PURPOSE: Androgen was thought to be linked to sexual activity in man but its peripheral action have not been identified precisely. Recently, androgens dependent nature of nitric oxide synthase(NOS), the enzyme system producing nitric oxide(NO) as the principal mediator in penile erection, has been studied. The present study was designed to determine if NO within the penis is regulated by androgen. MATERIALS AND METHODS: Effect of testosterone on the penile NO was investigated from three groups of rabbit; control(a sham operation), castration group (four sub-groups: 1, 2, 3 and 4 weeks after castration) and testosterone replacement group (four sub-groups: testosterone propionate(10mg/day) was given subcutaneously from 1, 2, 3 and 4 weeks after castration for 7 days respectively). Strips of rabbit corpus cavernosum were isolated and mounted in organ chambers. The relaxation effects were assessed with electrical field stimulation(EFS) in the precontracted cavernosal muscle strips with phenylephrine.

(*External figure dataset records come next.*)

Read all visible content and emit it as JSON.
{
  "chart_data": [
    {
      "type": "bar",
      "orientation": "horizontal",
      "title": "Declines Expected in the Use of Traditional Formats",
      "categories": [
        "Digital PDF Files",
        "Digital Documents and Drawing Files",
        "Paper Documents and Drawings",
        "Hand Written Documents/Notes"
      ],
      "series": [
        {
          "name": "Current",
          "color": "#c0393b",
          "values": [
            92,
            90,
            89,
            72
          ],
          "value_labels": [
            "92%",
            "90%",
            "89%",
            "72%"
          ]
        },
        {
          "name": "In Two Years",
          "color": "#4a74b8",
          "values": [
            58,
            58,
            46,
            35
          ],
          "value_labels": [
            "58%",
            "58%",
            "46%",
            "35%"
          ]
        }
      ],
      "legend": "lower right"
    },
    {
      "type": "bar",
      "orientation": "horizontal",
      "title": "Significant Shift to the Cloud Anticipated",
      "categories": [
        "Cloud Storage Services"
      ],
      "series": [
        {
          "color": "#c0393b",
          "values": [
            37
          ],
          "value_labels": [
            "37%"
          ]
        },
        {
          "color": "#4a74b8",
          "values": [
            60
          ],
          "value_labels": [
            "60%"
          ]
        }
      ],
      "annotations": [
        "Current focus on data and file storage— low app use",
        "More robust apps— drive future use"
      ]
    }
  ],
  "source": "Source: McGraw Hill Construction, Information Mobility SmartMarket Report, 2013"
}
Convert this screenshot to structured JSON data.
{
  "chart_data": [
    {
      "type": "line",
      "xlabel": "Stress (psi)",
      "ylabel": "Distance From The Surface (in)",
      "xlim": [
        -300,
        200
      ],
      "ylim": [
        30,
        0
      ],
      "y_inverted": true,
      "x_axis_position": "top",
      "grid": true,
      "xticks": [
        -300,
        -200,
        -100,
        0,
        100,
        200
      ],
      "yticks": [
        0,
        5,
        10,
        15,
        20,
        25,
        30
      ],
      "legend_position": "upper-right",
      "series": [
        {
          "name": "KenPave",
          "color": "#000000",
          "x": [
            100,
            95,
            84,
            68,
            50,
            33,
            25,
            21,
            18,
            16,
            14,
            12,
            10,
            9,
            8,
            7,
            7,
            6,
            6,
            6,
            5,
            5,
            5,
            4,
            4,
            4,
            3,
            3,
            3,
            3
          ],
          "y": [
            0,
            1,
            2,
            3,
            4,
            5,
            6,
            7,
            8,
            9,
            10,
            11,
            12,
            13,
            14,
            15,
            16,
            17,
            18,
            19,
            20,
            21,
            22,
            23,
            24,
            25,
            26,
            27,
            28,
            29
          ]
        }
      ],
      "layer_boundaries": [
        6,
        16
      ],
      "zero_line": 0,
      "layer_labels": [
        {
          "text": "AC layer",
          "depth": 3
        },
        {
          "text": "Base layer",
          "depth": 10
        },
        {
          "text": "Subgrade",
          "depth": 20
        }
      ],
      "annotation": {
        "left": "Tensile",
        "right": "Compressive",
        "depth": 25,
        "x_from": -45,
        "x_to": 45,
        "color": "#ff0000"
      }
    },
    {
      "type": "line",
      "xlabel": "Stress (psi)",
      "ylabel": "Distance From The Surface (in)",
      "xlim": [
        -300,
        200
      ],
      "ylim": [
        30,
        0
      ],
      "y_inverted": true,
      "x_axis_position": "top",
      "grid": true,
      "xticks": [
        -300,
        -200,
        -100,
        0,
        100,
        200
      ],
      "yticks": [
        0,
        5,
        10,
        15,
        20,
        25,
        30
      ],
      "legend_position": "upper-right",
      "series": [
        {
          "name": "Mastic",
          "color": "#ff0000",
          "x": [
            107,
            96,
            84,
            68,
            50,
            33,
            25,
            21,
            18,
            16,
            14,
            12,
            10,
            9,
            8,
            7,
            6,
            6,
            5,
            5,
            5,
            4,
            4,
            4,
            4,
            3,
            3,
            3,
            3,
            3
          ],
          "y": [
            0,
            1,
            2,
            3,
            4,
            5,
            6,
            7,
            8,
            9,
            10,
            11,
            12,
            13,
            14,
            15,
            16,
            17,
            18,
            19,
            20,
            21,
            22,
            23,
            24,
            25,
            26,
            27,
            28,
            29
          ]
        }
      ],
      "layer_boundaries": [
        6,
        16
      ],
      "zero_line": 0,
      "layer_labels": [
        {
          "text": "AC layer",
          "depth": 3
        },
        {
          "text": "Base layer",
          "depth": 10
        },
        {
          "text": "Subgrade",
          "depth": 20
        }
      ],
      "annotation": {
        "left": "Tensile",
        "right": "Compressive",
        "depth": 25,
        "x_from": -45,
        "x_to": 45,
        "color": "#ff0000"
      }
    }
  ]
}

Penile NOS activity was measured by the rate of 14C-L-arginine-citrulline conversion. Penile tissue was subsequently stained for the presence of NOS, using a nicotinamide adenine dinucleotide phosphate diaphorase (NADPH-d) histochemistry. RESULTS: EFS evoked a relaxation of rabbit corpus cavernosum. A gradual decrease in the EFS evoked relaxation was recorded, proportional to the duration of being castrated, which was restored to the level of control by testosterone replacement. After castration, penile NOS activity was significantly reduced to 51.3%, 43.7%, 37.5%, and 32.7% of the level of control at 1, 2, 3, 4weeks. This decrease in penile NOS activity after castration was also restored by testosterone replacement. Diffusely scattered delicate nerve fibers showing blue color reaction after NADPH-d histochemical staining were reduced in castrated cavernosum in comparison with control. CONCLUSIONS: Based on presented data we conclude that testosterone plays a direct role in penile erection by regulating the activity of NOS within the penis.